Prenatal opioid exposure may affect later development, behavior, and vision. Several recent reviews and meta-analyses have concluded that infants exposed to opioids in utero are at higher risk of cognitive, language, and visual delays and behavior problems.56,57,58,59,60,61 However, most of these articles have concluded that these findings may be the result of bias in the populations studied and poor quality studies, with particular imbalances in the rate of tobacco exposure in opioid-exposed children versus controls.56 The OBOE study should overcome some of these limitations of prior research by including a control group prospectively recruited from the same birth hospitals as the exposed infants, with the inclusion of infants with prenatal nicotine exposure in the control group. The rigorous measures of neurodevelopment including the Bayley Scales of Infant Development, fourth edition conducted by certified examiners and prospective vision screening at age 2 years will also overcome limitations in rigor of prior research.

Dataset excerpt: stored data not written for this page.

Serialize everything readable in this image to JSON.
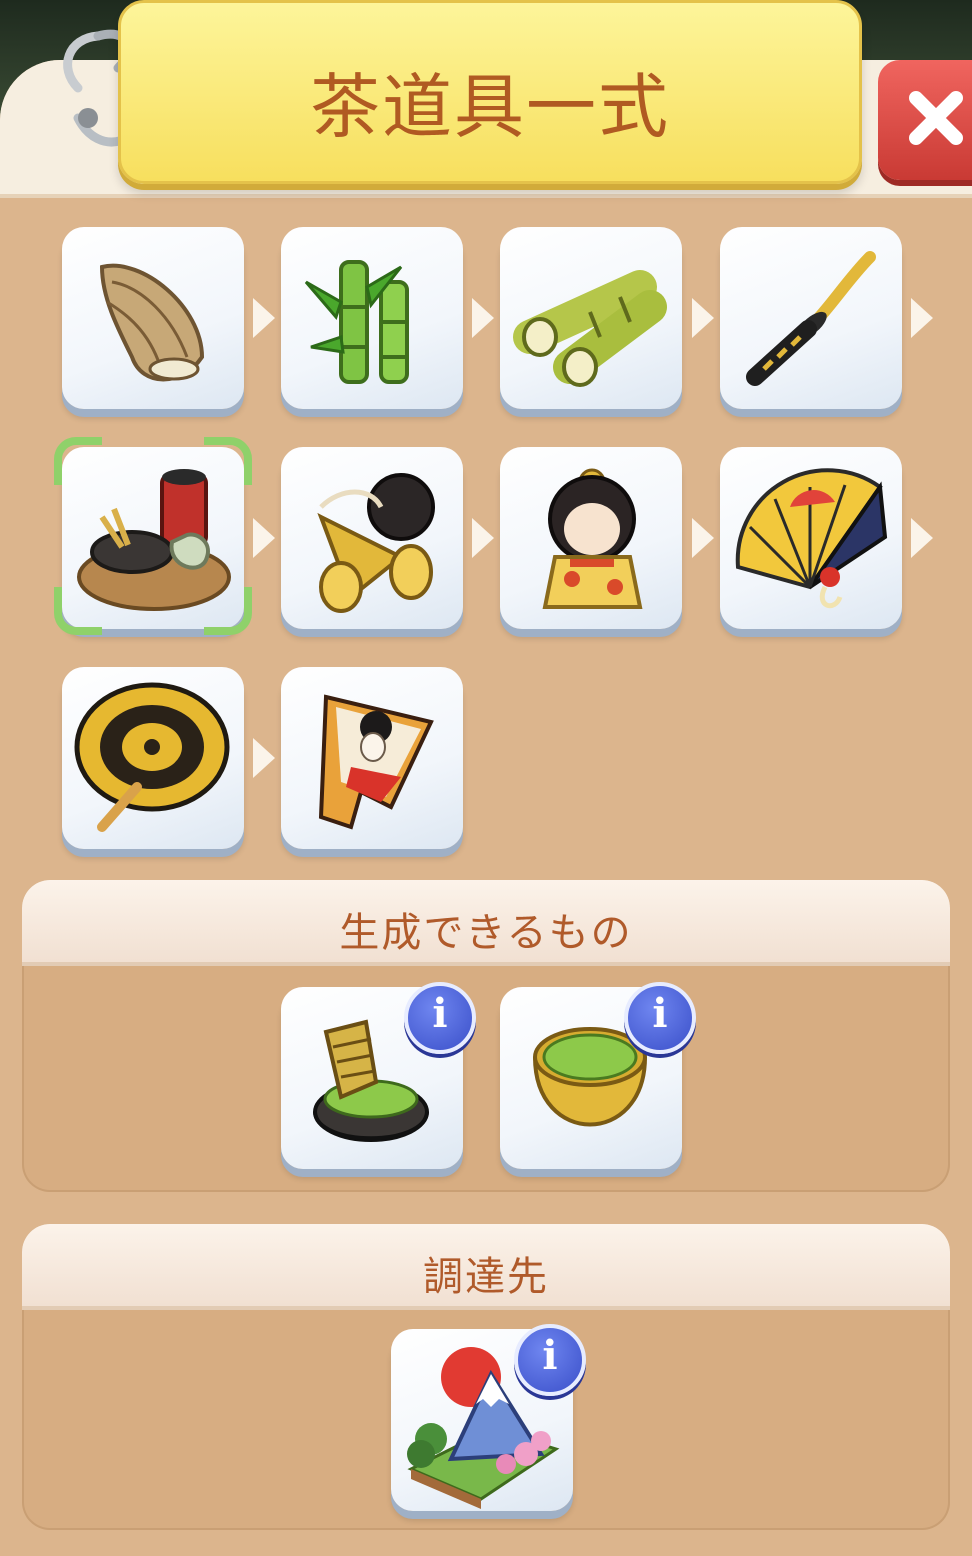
{
  "dialog": {
    "title": "茶道具一式",
    "close_icon": "close-x-icon"
  },
  "chain": {
    "items": [
      {
        "name": "bamboo-shoot",
        "icon": "bamboo-shoot-icon"
      },
      {
        "name": "bamboo-plant",
        "icon": "bamboo-plant-icon"
      },
      {
        "name": "bamboo-logs",
        "icon": "bamboo-logs-icon"
      },
      {
        "name": "katana",
        "icon": "katana-icon"
      },
      {
        "name": "tea-set",
        "icon": "tea-set-icon",
        "selected": true
      },
      {
        "name": "kendama",
        "icon": "kendama-icon"
      },
      {
        "name": "kokeshi-doll",
        "icon": "kokeshi-doll-icon"
      },
      {
        "name": "folding-fan",
        "icon": "folding-fan-icon"
      },
      {
        "name": "paper-umbrella",
        "icon": "paper-umbrella-icon"
      },
      {
        "name": "hagoita-paddle",
        "icon": "hagoita-paddle-icon"
      }
    ]
  },
  "produces": {
    "title": "生成できるもの",
    "items": [
      {
        "name": "matcha-bowl",
        "icon": "matcha-bowl-icon"
      },
      {
        "name": "matcha-powder",
        "icon": "matcha-powder-icon"
      }
    ]
  },
  "source": {
    "title": "調達先",
    "items": [
      {
        "name": "mount-fuji-island",
        "icon": "mount-fuji-icon"
      }
    ]
  },
  "info_label": "i",
  "colors": {
    "panel": "#dcb58d",
    "title_banner": "#f7df5e",
    "title_text": "#b05a22",
    "close_button": "#d9443e",
    "info_badge": "#4a5fd6",
    "selection_bracket": "#8fd16a"
  }
}
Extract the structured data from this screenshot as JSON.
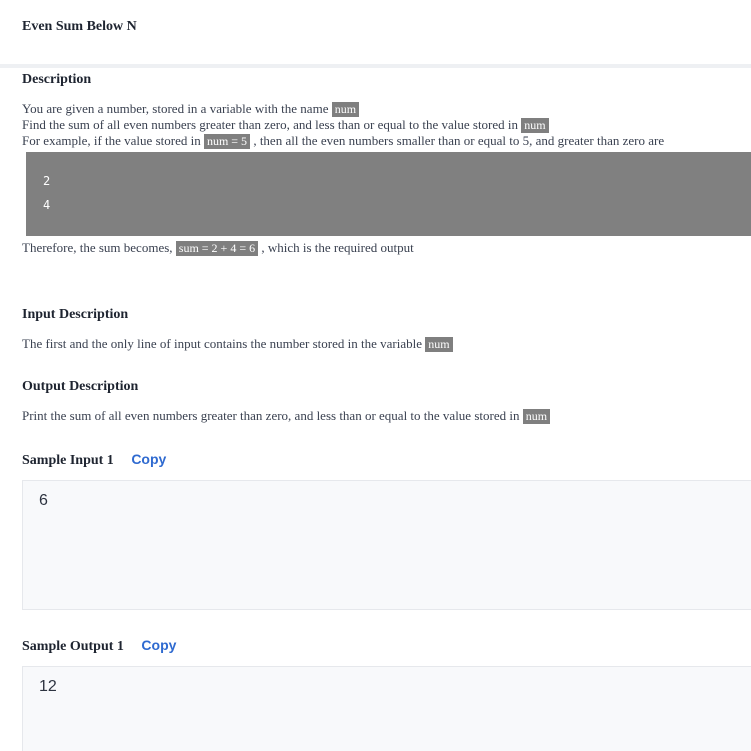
{
  "problem": {
    "title": "Even Sum Below N"
  },
  "description": {
    "heading": "Description",
    "line1": {
      "before": "You are given a number, stored in a variable with the name",
      "code": "num"
    },
    "line2": {
      "before": "Find the sum of all even numbers greater than zero, and less than or equal to the value stored in",
      "code": "num"
    },
    "line3": {
      "before": "For example, if the value stored in",
      "code": "num = 5",
      "after": ", then all the even numbers smaller than or equal to 5, and greater than zero are"
    },
    "example_lines": [
      "2",
      "4"
    ],
    "line4": {
      "before": "Therefore, the sum becomes,",
      "code": "sum = 2 + 4 = 6",
      "after": ", which is the required output"
    }
  },
  "input_description": {
    "heading": "Input Description",
    "text": "The first and the only line of input contains the number stored in the variable",
    "code": "num"
  },
  "output_description": {
    "heading": "Output Description",
    "text": "Print the sum of all even numbers greater than zero, and less than or equal to the value stored in",
    "code": "num"
  },
  "samples": {
    "input": {
      "heading": "Sample Input 1",
      "copy_label": "Copy",
      "value": "6"
    },
    "output": {
      "heading": "Sample Output 1",
      "copy_label": "Copy",
      "value": "12"
    }
  }
}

Role of parenting and the home environment

Several studies have shown that after controlling for social–environmental and socioeconomic variables, the impact of in utero exposure to various substances on developmental and behavioral outcomes is no longer significant. When examining the outcomes of preschool children with antenatal cocaine exposure, the quality of the caregiving environment was the strongest independent predictor of all outcomes.62 Early research examining opioid exposure specifically demonstrated that controlling for social–environmental risk factors such as lower maternal education, low SES, and poor maternal–infant interactions eliminated the significant impact of early exposure on cognitive development.63 Furthermore, in the large-scale Maternal Lifestyles Study, the effects of opioid exposure on motor development were no longer significant after controlling for covariates such as SES and quality of the home environment in children through 3 years of age.64 The OBOE study was designed to collect extensive information on caregiver IQ (WASI-II), the home environment (HOME Inventory), parenting (MPAQ, HOME), maternal stress/depression/anxiety (PSI-4, PROMIS measures), and social determinants of health (demographic questionnaires).

Conclusions

With the current opioid crisis in the U.S. and the increasing number of infants with NOWS, more information is needed on the longer-term outcomes of antenatal opioid exposure. The OBOE study will address limitations of prior research to further scientific knowledge of the effects of antenatal opioid exposure on infant brain development and neurodevelopmental outcomes through the use of serial neuroimaging and comprehensive assessments. The study findings can inform legislators and policy makers in decision-making on health policies, interventions, and resources needed to support the development of children born with antenatal opioid exposure.